Sesampainya di Hotel, mama nunggu di taksi, sedangkan saya--yang harus berbakti dengan orang tua-- disuruh ngambil tas di lobi. Whaddyaknow, perkiraan sebelum meninggalkan hotel tadi pagi benar. Saat buka pintu lobi dan bilang mau ambil tas, mbak-mbak receptionist langsung bilang, "Remote tv-nya nggak ada. Mungkin kebawa sama mbaknya." dan anehnya sebelum saya nyari, saya keluar dulu bilang ke mama, "Bener kan kata Misel, remotnya kebawa, tadi nggak mau dicari dulu sih!" dan beliau cuma tersenyum. Akhirnya setelah membongkar semua tas, taunya dia terselip di lipetan celana mama. Kalau mama sedang menyaksikan pembongkaran tas itu dan saya menemukan remote-nya, I will show her and said, "See!".

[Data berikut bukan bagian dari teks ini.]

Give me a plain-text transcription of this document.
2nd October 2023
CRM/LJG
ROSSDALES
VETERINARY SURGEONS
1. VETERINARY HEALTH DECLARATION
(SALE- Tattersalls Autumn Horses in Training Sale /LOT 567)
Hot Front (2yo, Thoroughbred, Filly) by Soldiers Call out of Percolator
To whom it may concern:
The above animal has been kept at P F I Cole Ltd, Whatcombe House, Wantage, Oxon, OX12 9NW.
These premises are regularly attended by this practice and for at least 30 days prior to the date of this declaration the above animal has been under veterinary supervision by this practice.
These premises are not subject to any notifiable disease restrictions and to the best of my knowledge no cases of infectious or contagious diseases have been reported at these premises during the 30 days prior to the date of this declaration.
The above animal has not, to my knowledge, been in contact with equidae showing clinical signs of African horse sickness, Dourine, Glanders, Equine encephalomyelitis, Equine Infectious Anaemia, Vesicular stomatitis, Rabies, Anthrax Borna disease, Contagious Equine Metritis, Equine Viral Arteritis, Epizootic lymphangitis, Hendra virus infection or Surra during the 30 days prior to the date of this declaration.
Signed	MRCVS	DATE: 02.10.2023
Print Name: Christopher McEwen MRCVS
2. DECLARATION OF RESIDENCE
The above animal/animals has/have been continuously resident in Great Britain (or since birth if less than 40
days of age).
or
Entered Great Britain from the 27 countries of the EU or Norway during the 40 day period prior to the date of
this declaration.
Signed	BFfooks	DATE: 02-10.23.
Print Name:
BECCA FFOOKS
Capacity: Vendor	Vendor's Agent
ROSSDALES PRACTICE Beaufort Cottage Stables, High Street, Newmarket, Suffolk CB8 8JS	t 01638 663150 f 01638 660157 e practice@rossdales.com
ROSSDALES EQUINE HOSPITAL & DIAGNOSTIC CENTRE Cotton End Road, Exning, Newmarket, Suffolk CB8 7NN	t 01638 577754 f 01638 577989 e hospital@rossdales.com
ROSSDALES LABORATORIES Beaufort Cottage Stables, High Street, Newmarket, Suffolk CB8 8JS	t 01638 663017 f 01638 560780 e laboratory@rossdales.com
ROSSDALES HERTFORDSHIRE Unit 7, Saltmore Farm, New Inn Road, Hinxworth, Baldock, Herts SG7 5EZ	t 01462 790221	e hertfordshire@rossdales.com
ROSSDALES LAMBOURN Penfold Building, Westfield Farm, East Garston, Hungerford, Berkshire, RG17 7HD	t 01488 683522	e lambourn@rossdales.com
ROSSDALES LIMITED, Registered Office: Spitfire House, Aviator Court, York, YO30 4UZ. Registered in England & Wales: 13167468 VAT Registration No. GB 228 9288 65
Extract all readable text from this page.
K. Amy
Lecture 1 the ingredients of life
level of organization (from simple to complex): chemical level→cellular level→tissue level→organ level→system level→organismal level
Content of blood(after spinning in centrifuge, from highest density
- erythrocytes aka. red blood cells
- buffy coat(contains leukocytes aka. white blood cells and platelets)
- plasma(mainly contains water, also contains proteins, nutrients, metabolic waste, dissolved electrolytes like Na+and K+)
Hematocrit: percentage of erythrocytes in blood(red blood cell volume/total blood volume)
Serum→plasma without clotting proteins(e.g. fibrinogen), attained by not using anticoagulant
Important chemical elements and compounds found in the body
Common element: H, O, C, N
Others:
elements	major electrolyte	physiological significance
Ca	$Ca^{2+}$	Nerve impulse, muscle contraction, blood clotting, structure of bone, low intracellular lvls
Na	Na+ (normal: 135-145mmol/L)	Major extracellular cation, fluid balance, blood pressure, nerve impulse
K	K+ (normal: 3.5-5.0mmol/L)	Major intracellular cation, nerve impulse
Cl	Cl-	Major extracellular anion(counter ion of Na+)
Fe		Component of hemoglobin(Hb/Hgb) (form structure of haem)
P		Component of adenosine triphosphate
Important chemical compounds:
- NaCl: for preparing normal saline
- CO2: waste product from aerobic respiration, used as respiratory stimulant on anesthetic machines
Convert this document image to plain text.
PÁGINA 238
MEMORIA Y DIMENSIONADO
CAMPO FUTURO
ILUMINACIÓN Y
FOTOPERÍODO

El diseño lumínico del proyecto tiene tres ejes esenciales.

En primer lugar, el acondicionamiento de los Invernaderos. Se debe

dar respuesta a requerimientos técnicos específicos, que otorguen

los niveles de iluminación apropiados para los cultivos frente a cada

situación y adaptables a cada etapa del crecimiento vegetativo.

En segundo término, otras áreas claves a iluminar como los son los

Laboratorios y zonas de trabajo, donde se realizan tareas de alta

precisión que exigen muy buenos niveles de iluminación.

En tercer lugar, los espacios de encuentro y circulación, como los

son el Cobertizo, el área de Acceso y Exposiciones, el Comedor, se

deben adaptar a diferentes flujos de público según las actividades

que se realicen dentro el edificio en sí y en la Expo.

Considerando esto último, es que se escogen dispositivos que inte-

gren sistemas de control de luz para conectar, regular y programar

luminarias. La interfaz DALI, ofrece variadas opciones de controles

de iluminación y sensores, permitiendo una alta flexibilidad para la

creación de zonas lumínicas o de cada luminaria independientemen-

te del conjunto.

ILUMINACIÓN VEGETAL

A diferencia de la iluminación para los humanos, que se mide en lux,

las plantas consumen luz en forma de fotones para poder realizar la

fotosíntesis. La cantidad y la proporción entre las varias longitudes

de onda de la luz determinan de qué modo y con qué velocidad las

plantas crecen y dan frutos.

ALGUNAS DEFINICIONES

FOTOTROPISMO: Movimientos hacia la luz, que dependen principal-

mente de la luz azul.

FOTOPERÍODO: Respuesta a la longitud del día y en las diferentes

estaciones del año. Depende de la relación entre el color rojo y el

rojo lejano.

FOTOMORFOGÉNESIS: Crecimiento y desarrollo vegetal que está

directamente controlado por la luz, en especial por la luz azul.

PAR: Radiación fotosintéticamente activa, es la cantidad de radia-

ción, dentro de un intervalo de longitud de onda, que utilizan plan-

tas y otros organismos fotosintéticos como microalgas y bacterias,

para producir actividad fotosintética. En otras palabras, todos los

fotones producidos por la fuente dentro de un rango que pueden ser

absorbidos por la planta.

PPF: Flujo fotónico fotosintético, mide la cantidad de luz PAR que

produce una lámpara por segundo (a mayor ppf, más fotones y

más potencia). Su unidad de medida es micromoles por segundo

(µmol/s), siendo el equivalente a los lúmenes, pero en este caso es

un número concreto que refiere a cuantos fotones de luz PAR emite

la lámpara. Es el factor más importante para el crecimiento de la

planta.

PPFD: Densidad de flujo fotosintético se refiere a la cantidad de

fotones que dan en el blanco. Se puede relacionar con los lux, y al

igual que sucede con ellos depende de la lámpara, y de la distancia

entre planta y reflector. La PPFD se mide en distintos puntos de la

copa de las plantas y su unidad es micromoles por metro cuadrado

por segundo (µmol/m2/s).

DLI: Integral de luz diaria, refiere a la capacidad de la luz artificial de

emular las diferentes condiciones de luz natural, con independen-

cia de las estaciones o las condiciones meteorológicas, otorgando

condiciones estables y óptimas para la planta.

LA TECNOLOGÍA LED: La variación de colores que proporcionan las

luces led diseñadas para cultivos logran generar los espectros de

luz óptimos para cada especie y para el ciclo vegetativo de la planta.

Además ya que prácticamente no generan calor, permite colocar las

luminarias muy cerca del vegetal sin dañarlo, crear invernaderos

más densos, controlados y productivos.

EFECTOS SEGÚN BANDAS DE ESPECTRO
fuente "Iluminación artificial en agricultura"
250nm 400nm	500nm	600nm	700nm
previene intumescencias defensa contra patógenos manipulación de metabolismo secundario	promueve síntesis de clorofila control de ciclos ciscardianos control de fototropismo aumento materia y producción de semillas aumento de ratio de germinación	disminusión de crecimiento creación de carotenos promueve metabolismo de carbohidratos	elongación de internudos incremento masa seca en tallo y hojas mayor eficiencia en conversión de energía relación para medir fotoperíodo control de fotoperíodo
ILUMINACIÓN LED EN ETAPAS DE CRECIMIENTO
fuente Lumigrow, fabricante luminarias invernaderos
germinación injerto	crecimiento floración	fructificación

Saya kembali ke taksi dengan dua tas berat yang isinya udah berantakan dan bilang ke mama, "Remotnya ke selip di tumpukan baju kotor mama tau!" sambil kesel itu ngomongnya. Malu-maluin Ih!

"Ya elah remot doang. Coba kalau tadi tas-nya udah kita bawa, dia mau ngelapor gimana?" tanya mama tanpa bersalah.
"Ya kan ada email dan nomor telepon Misel. Mama mah!"
"Gitu aja di khawatirin. Nanti mama kirimin pake JNE." ucap mama dengan entengnya. Oh Gusti!
"Ya kali ada JNE." maksud hati kesel begini, biar mama itu nggak gampangin kalau ada masalah di Negara orang. Rese ih! Belum pernah ngerasain masuk imigrasi sih mama mah. Dan Pak Supir tertawa mendengar percakapan kami.